The Los Angeles Lakers
Sid got into a little chat about the Lakers. According to Sid, “Any Laker fan who is getting on this team is a fucking moron. Appreciate what you had.” He believes Kobe will be happy with the past couple of years and his title wins without Shaq. He did discuss a little bit about Magic Johnson’s comments of blowing up the team. The way he looks at it, “unless they’re trading, they’re not blowing up anything.” Blake, Artest, Kobe, and Pau still have their contracts for a couple of more years. The only ones really available are Matt Barnes and Shannon Brown – so unless the Lakers are making deals, they don’t have many more options.

Hainser’s Corner
* See “Hainser’s Corner” at the top of the Home Page.

Rapid Fire
Bronsteter had a solid rapid fire for us this afternoon.
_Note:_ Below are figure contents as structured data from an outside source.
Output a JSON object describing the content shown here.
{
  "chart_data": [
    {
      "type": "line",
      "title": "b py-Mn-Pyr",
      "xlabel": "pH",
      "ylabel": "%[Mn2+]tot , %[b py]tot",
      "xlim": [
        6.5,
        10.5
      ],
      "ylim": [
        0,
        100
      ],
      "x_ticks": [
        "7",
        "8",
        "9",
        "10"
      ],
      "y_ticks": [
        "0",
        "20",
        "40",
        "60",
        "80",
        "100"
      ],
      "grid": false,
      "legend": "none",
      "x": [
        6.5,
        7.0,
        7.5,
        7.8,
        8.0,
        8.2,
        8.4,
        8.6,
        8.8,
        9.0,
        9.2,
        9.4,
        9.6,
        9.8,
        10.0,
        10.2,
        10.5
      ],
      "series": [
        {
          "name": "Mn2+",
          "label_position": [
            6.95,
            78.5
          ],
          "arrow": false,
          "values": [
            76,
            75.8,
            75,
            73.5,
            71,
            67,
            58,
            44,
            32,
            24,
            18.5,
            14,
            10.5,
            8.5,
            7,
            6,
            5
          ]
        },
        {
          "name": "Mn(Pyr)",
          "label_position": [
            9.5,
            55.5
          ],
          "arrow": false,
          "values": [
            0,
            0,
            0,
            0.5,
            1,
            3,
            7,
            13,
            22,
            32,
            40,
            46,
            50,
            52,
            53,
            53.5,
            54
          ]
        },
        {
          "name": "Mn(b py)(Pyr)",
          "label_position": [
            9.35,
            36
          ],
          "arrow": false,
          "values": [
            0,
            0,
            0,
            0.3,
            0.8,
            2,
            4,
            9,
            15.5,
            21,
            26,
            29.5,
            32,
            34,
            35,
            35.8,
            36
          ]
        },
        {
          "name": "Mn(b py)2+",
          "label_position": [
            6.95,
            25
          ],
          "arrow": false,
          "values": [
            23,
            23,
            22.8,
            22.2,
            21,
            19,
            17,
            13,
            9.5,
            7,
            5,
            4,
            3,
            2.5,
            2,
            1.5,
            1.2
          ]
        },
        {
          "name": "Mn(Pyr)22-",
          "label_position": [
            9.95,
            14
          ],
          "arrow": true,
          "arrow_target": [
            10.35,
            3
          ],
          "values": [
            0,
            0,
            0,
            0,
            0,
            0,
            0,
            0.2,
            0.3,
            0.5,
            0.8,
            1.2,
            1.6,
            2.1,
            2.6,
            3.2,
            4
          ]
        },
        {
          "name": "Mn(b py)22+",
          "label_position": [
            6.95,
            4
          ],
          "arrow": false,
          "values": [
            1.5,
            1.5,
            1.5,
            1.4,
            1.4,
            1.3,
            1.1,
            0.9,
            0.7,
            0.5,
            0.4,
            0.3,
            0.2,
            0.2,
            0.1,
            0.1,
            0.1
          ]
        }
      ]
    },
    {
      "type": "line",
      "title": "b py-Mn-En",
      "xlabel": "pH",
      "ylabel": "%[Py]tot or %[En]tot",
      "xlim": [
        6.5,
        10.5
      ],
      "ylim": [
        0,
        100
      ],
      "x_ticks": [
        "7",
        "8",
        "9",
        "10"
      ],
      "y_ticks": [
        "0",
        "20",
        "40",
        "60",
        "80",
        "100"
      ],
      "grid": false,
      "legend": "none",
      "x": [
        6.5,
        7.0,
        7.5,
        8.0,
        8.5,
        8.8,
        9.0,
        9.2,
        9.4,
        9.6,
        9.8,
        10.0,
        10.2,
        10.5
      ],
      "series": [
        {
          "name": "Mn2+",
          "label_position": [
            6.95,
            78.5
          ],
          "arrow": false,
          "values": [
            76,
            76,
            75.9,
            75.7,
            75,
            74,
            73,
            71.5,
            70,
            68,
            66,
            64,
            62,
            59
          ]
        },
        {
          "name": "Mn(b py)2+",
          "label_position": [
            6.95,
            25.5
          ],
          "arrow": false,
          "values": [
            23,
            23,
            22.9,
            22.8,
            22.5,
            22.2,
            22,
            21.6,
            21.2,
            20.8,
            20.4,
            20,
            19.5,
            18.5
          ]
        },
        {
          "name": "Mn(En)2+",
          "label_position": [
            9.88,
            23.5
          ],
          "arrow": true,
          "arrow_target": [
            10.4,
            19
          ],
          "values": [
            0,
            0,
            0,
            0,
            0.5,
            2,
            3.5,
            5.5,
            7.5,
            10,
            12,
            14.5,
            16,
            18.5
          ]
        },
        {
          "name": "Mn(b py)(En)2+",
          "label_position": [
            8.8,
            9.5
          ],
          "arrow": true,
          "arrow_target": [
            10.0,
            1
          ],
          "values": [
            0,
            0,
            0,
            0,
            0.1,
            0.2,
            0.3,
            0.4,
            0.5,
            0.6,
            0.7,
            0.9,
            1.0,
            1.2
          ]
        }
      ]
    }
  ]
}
He decided to go with the game “Either OR”. Since Tim was absent, Noon filled in on some of the questions.
Heads or Tails? Sid picked heads and Noon said it depends where he is at the time. I’m a Tails guy.
– Scrambled or Sunnyside up? Both Sid and Noon picked scrambled. I’m not an egg person. The closest thing I get to a scrambled egg is French Toast.
– The NBA draft or NFL draft? The NBA draft definitely. The players picked in this draft actually mean something. The guys in the NFL? Could take awhile before they play or make an impact.
Pen or Pencil? Sid goes with the pen. He’s a decisive person. I choose pencil, you can erase shit.
Rain or Snow? Sid says rain, I choose a big dump of snow.

Good rebound show from yesterday. Maybe being the first day without Tim or just a long lethargic weekend. The interview with Matt Sekeres was great and I enjoyed his view on the Nashville Predators and their so-called market. Great new segment with Hainser! I had a hard time keeping a straight face. Awesome day 9.5/10.